The patio was perfectly laid, the slabs smooth as a baby's bum. I'd tripped over the join between one slab and the next. In management speak that would be an 'interface'; the intersection between one bit of a service (or pathway) and the next. Avoiding the joins is the Holy Grail of healthcare integration.
Looking after someone who is frail and keeping them at home creates a lot of 'interfaces'; washing, meals, tissue-viability, hairdressing, pharmacy, chiropody, cleaning, rising and twilight services, pharmacy, medicines management, shopping... the list goes on and on, complicated by the jungle of providers; Social Services, Health, private sector, voluntary sector, Uncle Tom Cobly.
We struggle with this but surprise, surprise we are not the only country that is facing the challenge of frail elderly with comorbidities, shrinking budgets and increases in demand. Most of Europe is getting older. The World Health Organisation has interesting keep-U-awake@nite data like this:
"... the population of the European Region is projected to increase only slightly by 2020 - from 894 million to 910 million - but then to return to current levels by 2050... the number of working-age people is expected to decline and the number of older people to increase... leading to an increase in the old-age dependency ratio... in particular, the number of people aged 85 and older is projected to rise from 14 million to 19 million by 2020 and to 40 million by 2050."
How do other places try to provide seamless care? Does anywhere have an answer? Well, not all countries create, like we do, an artificial demarcation between what is health and what is social care and, it's true some have no social care. Finding countries to compare with and to learn from is not quite as easy as it seems. It can be like comparing prickly-pears and hedgehogs.
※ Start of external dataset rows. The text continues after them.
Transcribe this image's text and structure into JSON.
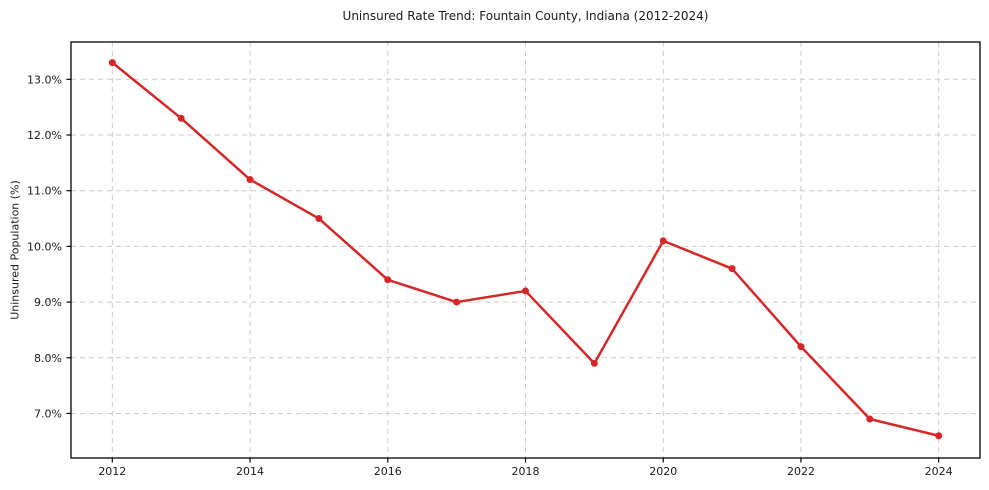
{
  "chart_data": {
    "type": "line",
    "title": "Uninsured Rate Trend: Fountain County, Indiana (2012-2024)",
    "xlabel": "",
    "ylabel": "Uninsured Population (%)",
    "x": [
      2012,
      2013,
      2014,
      2015,
      2016,
      2017,
      2018,
      2019,
      2020,
      2021,
      2022,
      2023,
      2024
    ],
    "values": [
      13.3,
      12.3,
      11.2,
      10.5,
      9.4,
      9.0,
      9.2,
      7.9,
      10.1,
      9.6,
      8.2,
      6.9,
      6.6
    ],
    "xlim": [
      2011.4,
      2024.6
    ],
    "ylim": [
      6.2,
      13.67
    ],
    "xticks": [
      2012,
      2014,
      2016,
      2018,
      2020,
      2022,
      2024
    ],
    "xtick_labels": [
      "2012",
      "2014",
      "2016",
      "2018",
      "2020",
      "2022",
      "2024"
    ],
    "yticks": [
      7.0,
      8.0,
      9.0,
      10.0,
      11.0,
      12.0,
      13.0
    ],
    "ytick_labels": [
      "7.0%",
      "8.0%",
      "9.0%",
      "10.0%",
      "11.0%",
      "12.0%",
      "13.0%"
    ],
    "grid": true,
    "grid_style": "dashed",
    "legend": false,
    "line_color": "#d62728",
    "marker": "circle",
    "marker_radius": 3.5,
    "line_width": 2.5,
    "grid_color": "#cccccc",
    "spine_color": "#000000",
    "text_color": "#1a1a1a",
    "background": "#ffffff"
  }
}
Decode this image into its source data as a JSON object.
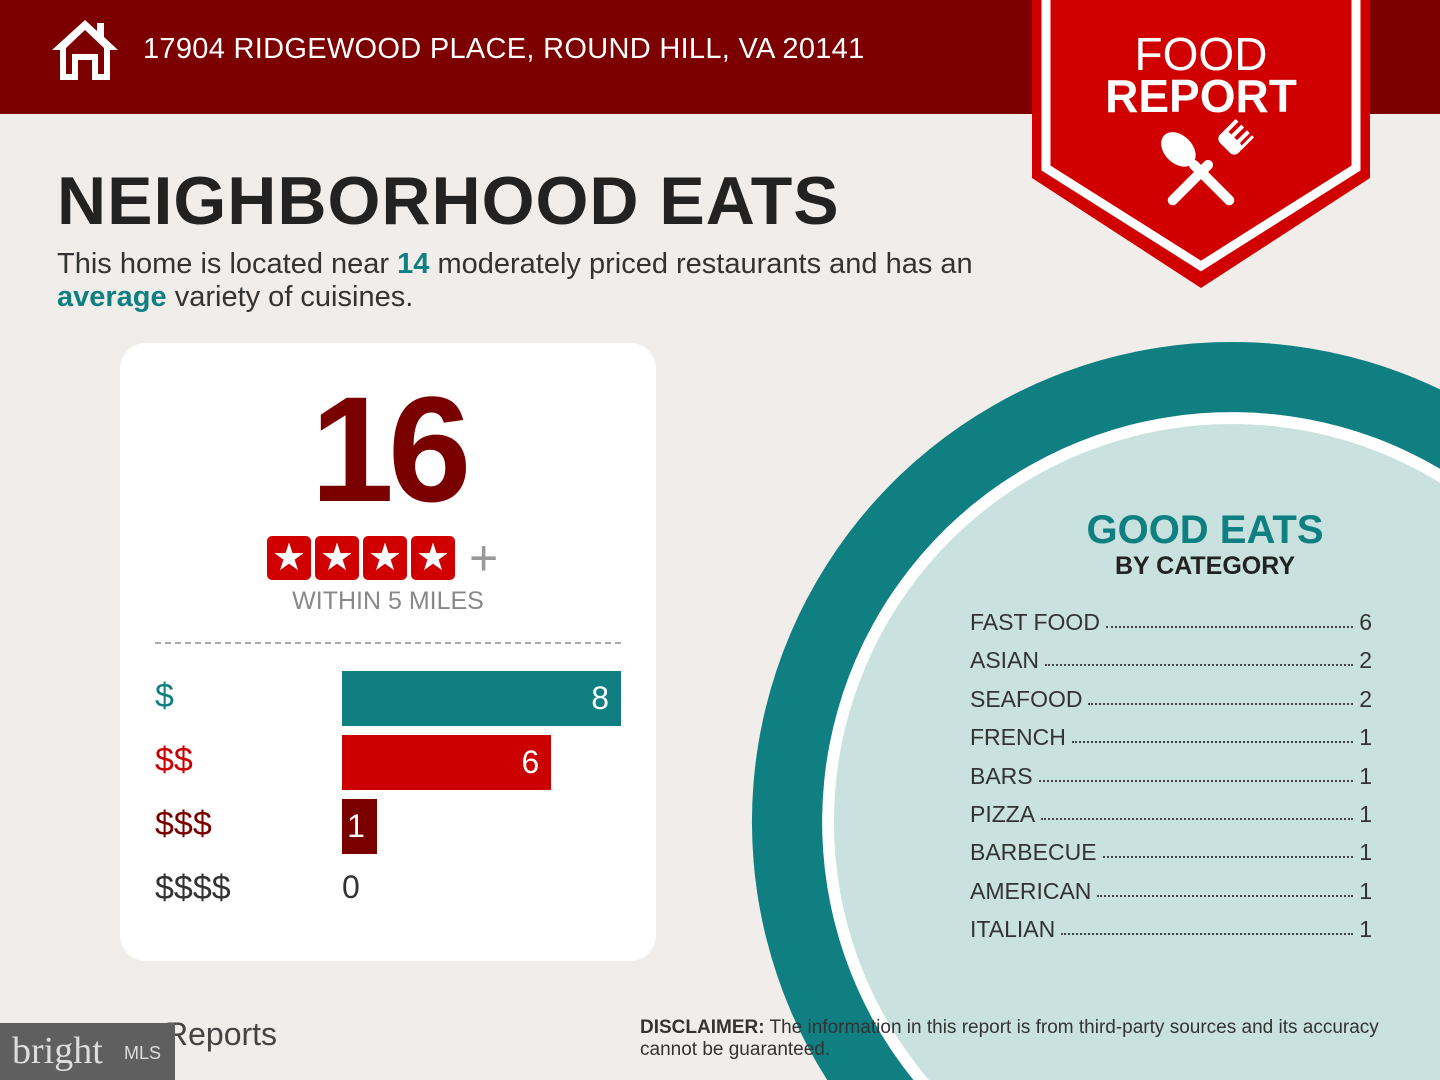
{
  "header": {
    "address": "17904 RIDGEWOOD PLACE, ROUND HILL, VA 20141",
    "icon": "home-icon"
  },
  "badge": {
    "line1": "FOOD",
    "line2": "REPORT",
    "icon": "spoon-fork-icon"
  },
  "title": "NEIGHBORHOOD EATS",
  "summary": {
    "pre": "This home is located near ",
    "count": "14",
    "mid": " moderately priced restaurants and has an ",
    "variety": "average",
    "post": " variety of cuisines."
  },
  "card": {
    "count": "16",
    "stars": 4,
    "plus": "+",
    "radius_label": "WITHIN 5 MILES"
  },
  "colors": {
    "dark_red": "#7d0000",
    "red": "#d10000",
    "teal": "#0f7f82",
    "light_teal": "#c9e2e0"
  },
  "chart_data": {
    "type": "bar",
    "orientation": "horizontal",
    "categories": [
      "$",
      "$$",
      "$$$",
      "$$$$"
    ],
    "values": [
      8,
      6,
      1,
      0
    ],
    "xlim": [
      0,
      8
    ]
  },
  "price_bars": [
    {
      "label": "$",
      "value": "8",
      "color": "#0f7f82"
    },
    {
      "label": "$$",
      "value": "6",
      "color": "#cc0000"
    },
    {
      "label": "$$$",
      "value": "1",
      "color": "#7a0000"
    },
    {
      "label": "$$$$",
      "value": "0",
      "color": "#333333"
    }
  ],
  "good_eats": {
    "title": "GOOD EATS",
    "subtitle": "BY CATEGORY",
    "categories": [
      {
        "name": "FAST FOOD",
        "count": "6"
      },
      {
        "name": "ASIAN",
        "count": "2"
      },
      {
        "name": "SEAFOOD",
        "count": "2"
      },
      {
        "name": "FRENCH",
        "count": "1"
      },
      {
        "name": "BARS",
        "count": "1"
      },
      {
        "name": "PIZZA",
        "count": "1"
      },
      {
        "name": "BARBECUE",
        "count": "1"
      },
      {
        "name": "AMERICAN",
        "count": "1"
      },
      {
        "name": "ITALIAN",
        "count": "1"
      }
    ]
  },
  "footer": {
    "disclaimer_label": "DISCLAIMER:",
    "disclaimer": " The information in this report is from third-party sources and its accuracy cannot be guaranteed.",
    "reports_text": "Reports",
    "logo": "bright MLS"
  }
}
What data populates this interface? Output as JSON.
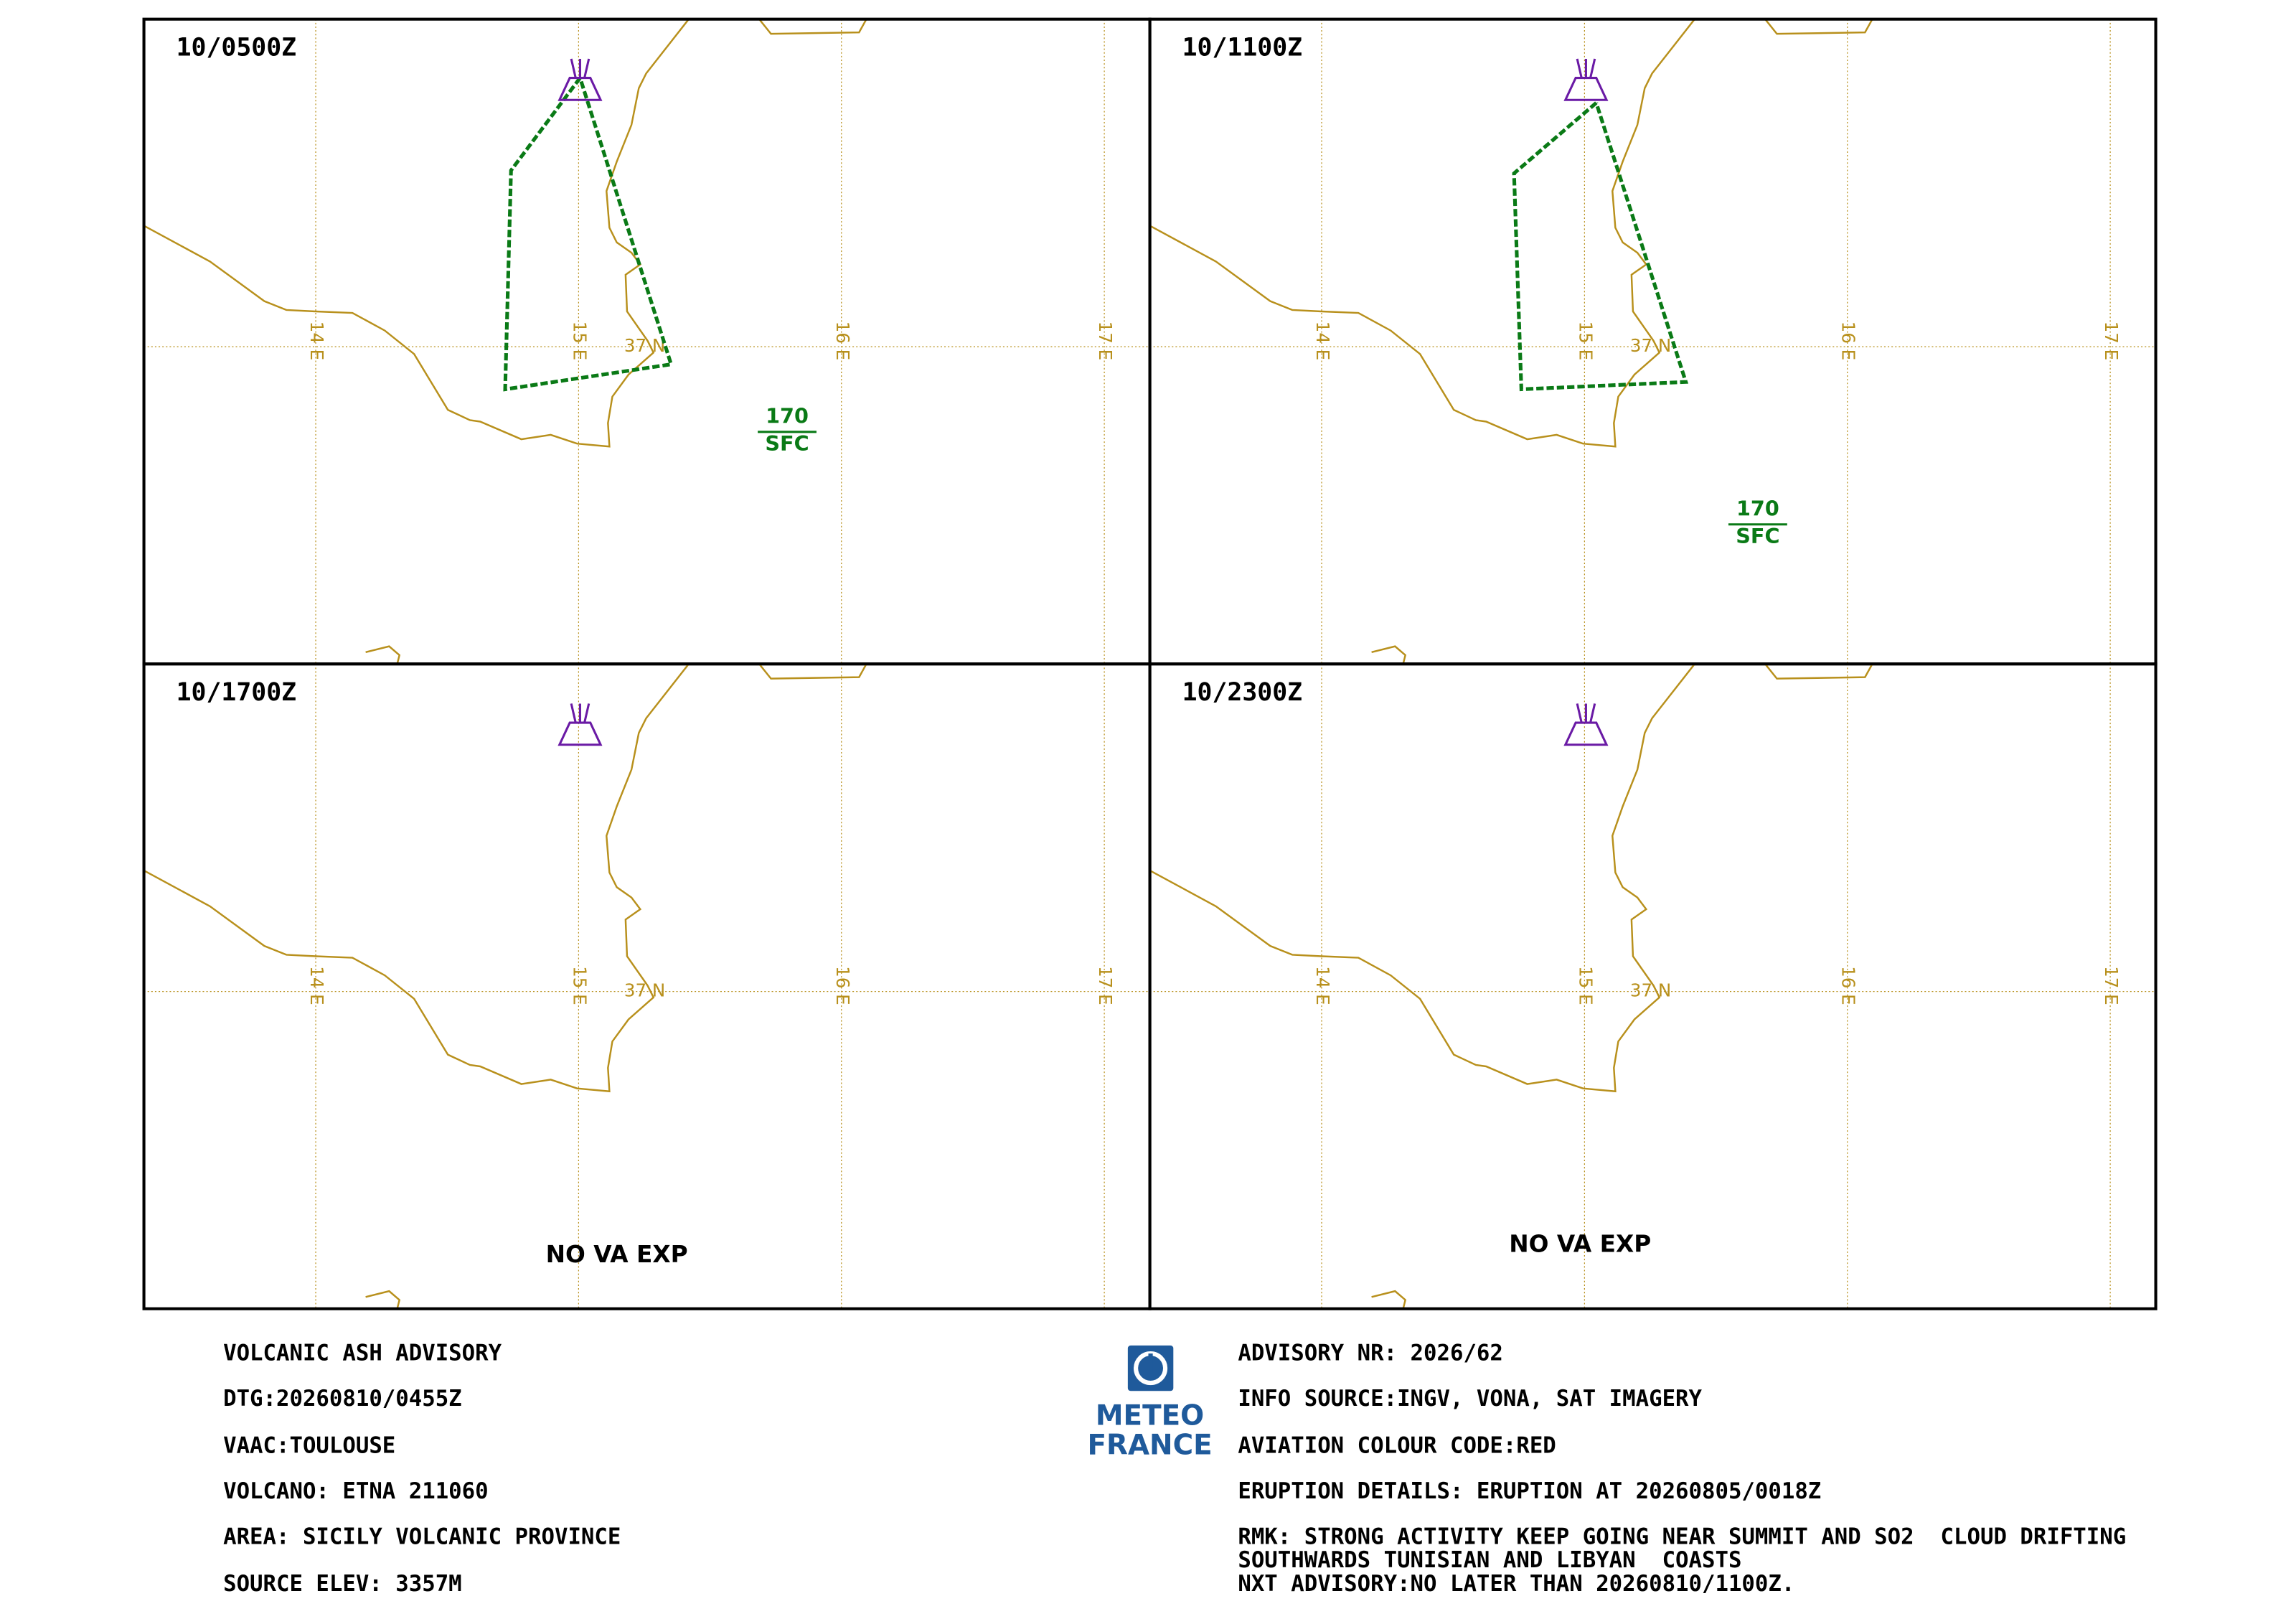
{
  "panels": [
    {
      "time": "10/0500Z",
      "top": "170",
      "bottom": "SFC"
    },
    {
      "time": "10/1100Z",
      "top": "170",
      "bottom": "SFC"
    },
    {
      "time": "10/1700Z",
      "note": "NO VA EXP"
    },
    {
      "time": "10/2300Z",
      "note": "NO VA EXP"
    }
  ],
  "grid_labels": {
    "lon": [
      "14 E",
      "15 E",
      "16 E",
      "17 E"
    ],
    "lat": "37 N"
  },
  "advisory": {
    "left": [
      "VOLCANIC ASH ADVISORY",
      "DTG:20260810/0455Z",
      "VAAC:TOULOUSE",
      "VOLCANO: ETNA 211060",
      "AREA: SICILY VOLCANIC PROVINCE",
      "SOURCE ELEV: 3357M"
    ],
    "right": [
      "ADVISORY NR: 2026/62",
      "INFO SOURCE:INGV, VONA, SAT IMAGERY",
      "AVIATION COLOUR CODE:RED",
      "ERUPTION DETAILS: ERUPTION AT 20260805/0018Z",
      "RMK: STRONG ACTIVITY KEEP GOING NEAR SUMMIT AND SO2  CLOUD DRIFTING",
      "SOUTHWARDS TUNISIAN AND LIBYAN  COASTS",
      "NXT ADVISORY:NO LATER THAN 20260810/1100Z."
    ]
  },
  "logo": [
    "METEO",
    "FRANCE"
  ]
}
One country that is similar (but much smaller than the UK) is the Netherlands. The financing and delivery of their home-care services is highly fragmented and paid for through a variety of reimbursement schemes. Their services can be uncoordinated and lumpy. They struggle with low satisfaction rates and poor continuity. Familiar? Even more familiar will be the fact they are struggling with money, de-skilling and raising service access thresholds. Like us they're being forced into a cul-de-sac.
Reader, Doc Mike (thank you) alerted me to how the Netherlands are trying to fix it with a great concept based on neighbourhood care; Buurtzorg. They turned the whole thing on its head. Instead of sending in an army of their cheapest carers they send in highly experienced nurses trained and empowered to deliver all the care a patient might need... end2end, including the cleaning. They stripped out all the service interfaces, all the tripping points and all excess costs.
By putting their best people in the front line Buurtzog accepted a higher cost per hour of care but managed a 50% reduction in the number of hours that are needed. The clients loved it. The staff thought it was so good in 2011 Buurtzog was Dutch employer of the year.
Significantly, nurses organise their own work. Self-directing teams, of about a dozen nurses, assume responsibility for populations of 15,000 inhabitants. They become known in their communities and often leverage those relationships to find unorthodox solutions. Local overheads are minimised using central services for backup, data analysis, plus information technology; maximising nurse-2-patient facing time.
In two years 2,000 nurses joined the company working in 380 autonomous teams. They claim clients consume 40% of the care they did previously. There is more about Buurtzog here, here and the use of the model in the US here.
Comparisons are always difficult but a couple of things struck me.
- We have improved A&E performance by putting experienced consultants in the front line.
- GPs are learning, answering front-line telephone calls to the practice, themselves, can reduce appointment pressures.
...we know it works. Putting our best people into front-line care-at-home should work just as well, shouldn't it?
It means a think-shift, training redesign and a let-go-management style but if we keep doing what we are doing we'll keep getting what we've got.
The question is; have we got what we want?